Travel Grant Spotlight: Catherine M. Elder from University of Arizona
In April 2014 we launched our first call for grant applications. This opportunity was to help award grant funds for planetary science graduate students to use for travel expenses to present their research.
In June we reviewed all of the applicants and were thrilled to award 11 students with travel grants.
As an update, we want to share an example of an experience of one of our winning students.
Catherine M Elder is a graduate student at the Lunar and Planetary Laboratory at University of Arizona working with Adam Showman. As an undergraduate, she majored in astronomy at Cornell University.
Her thesis work focuses on understanding how Jupiter’s volcanic moon Io loses its internal heat. Most rocky bodies lose their internal heat through mantle convection beneath a stagnant lid (a crust), but Io, the most volcanic body in the solar system, loses most of its internal heat through volcanic eruption. For her PhD. work, Catherine is studying convection and the generation and migration of magma in Io’s mantle to understand how the presence of magma affects mantle convection and planetary heat loss. In our solar system this process is only important on Io right now, but it may have been important for other rocky bodies earlier in solar system history, and it could be important on exoplanets today.

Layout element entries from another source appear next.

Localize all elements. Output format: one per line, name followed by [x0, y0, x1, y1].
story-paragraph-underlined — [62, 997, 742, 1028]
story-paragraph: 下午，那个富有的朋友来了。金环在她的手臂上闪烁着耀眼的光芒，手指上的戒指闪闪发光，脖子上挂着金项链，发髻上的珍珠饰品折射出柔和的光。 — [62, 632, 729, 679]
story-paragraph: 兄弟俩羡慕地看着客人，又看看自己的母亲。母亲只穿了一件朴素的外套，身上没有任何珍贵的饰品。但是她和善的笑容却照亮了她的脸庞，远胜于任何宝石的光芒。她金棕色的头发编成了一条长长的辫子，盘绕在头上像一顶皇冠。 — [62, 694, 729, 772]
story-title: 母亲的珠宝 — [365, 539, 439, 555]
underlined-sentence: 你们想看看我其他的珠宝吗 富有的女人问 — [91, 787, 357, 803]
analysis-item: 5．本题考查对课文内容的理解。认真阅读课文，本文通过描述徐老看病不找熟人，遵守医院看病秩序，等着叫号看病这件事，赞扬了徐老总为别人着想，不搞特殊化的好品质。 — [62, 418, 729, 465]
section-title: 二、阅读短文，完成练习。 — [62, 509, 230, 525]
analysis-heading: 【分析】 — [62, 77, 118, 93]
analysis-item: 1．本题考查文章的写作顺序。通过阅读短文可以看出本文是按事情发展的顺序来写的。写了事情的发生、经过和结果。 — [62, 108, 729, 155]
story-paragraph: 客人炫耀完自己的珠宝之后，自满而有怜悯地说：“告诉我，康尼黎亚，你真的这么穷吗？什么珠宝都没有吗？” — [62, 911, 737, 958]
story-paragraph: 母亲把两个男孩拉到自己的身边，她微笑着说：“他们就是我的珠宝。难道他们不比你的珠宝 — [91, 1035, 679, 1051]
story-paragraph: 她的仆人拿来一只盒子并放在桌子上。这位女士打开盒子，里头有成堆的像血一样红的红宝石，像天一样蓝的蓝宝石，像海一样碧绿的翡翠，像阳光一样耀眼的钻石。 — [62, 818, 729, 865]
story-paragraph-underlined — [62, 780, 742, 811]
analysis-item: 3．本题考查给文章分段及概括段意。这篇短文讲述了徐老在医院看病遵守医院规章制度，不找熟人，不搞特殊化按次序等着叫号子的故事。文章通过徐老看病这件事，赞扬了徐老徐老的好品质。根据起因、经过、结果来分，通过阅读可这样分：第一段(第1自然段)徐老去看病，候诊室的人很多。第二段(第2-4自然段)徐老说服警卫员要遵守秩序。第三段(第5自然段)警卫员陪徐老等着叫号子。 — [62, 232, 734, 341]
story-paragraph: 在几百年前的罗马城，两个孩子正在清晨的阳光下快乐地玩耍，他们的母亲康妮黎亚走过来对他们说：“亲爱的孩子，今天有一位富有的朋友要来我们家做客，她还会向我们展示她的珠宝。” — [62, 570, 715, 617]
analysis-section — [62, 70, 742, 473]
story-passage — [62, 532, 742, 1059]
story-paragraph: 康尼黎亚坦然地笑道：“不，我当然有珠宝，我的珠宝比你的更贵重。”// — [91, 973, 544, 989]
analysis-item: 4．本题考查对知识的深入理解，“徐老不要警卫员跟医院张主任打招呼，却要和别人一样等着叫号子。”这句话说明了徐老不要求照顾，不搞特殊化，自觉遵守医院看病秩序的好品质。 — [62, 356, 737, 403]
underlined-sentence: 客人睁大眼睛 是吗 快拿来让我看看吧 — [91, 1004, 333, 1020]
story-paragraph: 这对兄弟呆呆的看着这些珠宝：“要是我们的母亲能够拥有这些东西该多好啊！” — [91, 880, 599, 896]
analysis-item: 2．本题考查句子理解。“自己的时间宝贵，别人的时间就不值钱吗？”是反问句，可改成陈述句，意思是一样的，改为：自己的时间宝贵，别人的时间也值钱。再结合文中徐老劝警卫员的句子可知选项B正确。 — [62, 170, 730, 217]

Catherine’s Uwingu travel grant was used to enable her attendance at the American Geophysical Union’s Fall Meeting where she presented a talk entitled, “Convection and Melt Migration in Io’s Mantle.” She also won the “outstanding student paper award” in the plenary science category, congratulations Catherine!
For more information about Catherine’s work, you can read her AGU presentation abstract here: https://agu.confex.com/agu/fm14/meetingapp.cgi#Paper/27691
We are pleased to have supported Catherine and congratulate her again on her success!